A Dandy Time

[This review of The Importance of Being Earnest was supposed to have run in the September 12 issue of The Inlander, but it was omitted at the last minute due to space constraints.]

The JACC in Post Falls, ID has branched out to include live in-house theater. Its inaugural production was a fleeting delight.

Oscar Wilde’s 1895 play The Importance of Being Earnest has been mined for the writer’s bons mots as often as it’s been performed as a dramatic work: “The truth is rarely pure and never simple.” “Ignorance is like a delicate exotic fruit; touch it and the bloom is gone.” “In matters of grave importance, style, not sincerity is the vital thing.”

With such delicious quips in every other line of dialogue and the height of action being a sudden shortfall of cucumber sandwiches, it’s not hard to see why the Jacklin Arts & Cultural Center chose Wilde’s “trivial comedy for serious people” for its inaugural production.
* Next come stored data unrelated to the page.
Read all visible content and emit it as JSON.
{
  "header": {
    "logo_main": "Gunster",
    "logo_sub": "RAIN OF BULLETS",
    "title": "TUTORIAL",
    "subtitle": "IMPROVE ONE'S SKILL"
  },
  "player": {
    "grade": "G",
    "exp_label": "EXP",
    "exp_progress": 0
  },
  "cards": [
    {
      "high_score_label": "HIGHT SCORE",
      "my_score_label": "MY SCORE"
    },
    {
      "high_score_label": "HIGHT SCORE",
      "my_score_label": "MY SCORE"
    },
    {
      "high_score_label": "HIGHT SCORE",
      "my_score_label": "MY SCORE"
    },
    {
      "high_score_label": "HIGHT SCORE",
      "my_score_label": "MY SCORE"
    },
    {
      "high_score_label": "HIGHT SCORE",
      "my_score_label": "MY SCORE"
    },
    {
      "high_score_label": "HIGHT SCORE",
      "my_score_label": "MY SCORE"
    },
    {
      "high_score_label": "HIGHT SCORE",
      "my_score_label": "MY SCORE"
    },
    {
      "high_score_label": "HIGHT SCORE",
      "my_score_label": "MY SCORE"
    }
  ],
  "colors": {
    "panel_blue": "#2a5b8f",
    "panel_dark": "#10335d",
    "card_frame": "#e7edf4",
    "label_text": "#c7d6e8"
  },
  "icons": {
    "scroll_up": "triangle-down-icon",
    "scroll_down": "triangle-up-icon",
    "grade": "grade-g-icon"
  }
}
The venue acknowledges that it isn’t equipped with a fly system or even a proper backstage area like most theaters, and therefore the plays it chooses have to suit its facilities. Earnest shows that the JACC can turn this weakness into a strength.

The play centers on two foppish friends, Algernon (Colton Sullivan) and Jack (Cole Durbin). To better woo Gwendolen (Bethany Hart), Jack pretends to have the more respectable name Earnest when he visits her in the city. By purporting that Earnest is also his hapless brother, it also gives him a convenient excuse to flee the tedium of the rural social scene. Algy reveals that he does something similar in reverse, using an imaginary and hopelessly ill country relative called Bunbury.

Inspired by his friend’s revelation, crafty Algy heads to the country under the guise of Earnest to court Jack’s young ward, Cecily (Loretta Underwood). His romantic scheme is complicated when Jack arrives with the invented news of Earnest’s death. And Jack finds himself caught in his own web of deceit when Gwendolen and her mother Lady Bracknelll (Christopher Lamb) visit the country, too, looking for the Jack they only know as Earnest. Although its mixed/mistaken identity plot is a familiar one, Wilde’s play does manage to squirrel in a few (patently absurd) surprise twists for first-time viewers.

Directed by Eric Paine, the JACC Theater Troupe actors were in strong form on the final evening, with most affecting passable British upper-class accents and showing a solid sense of their characters. A highlight was Lamb in drag as the infamously snobbish Lady Bracknell. The barely elevated stage of the JACC, itself a cozy converted church, made for a perfect drawing room setting.

The biggest downside of Earnest is the brevity of the run — just three evenings and one matinee. The JACC clearly wanted to test the water with this production, but its four sellout shows are proof that the appetite in the region for classic, nonmusical drama exceeds the current menu.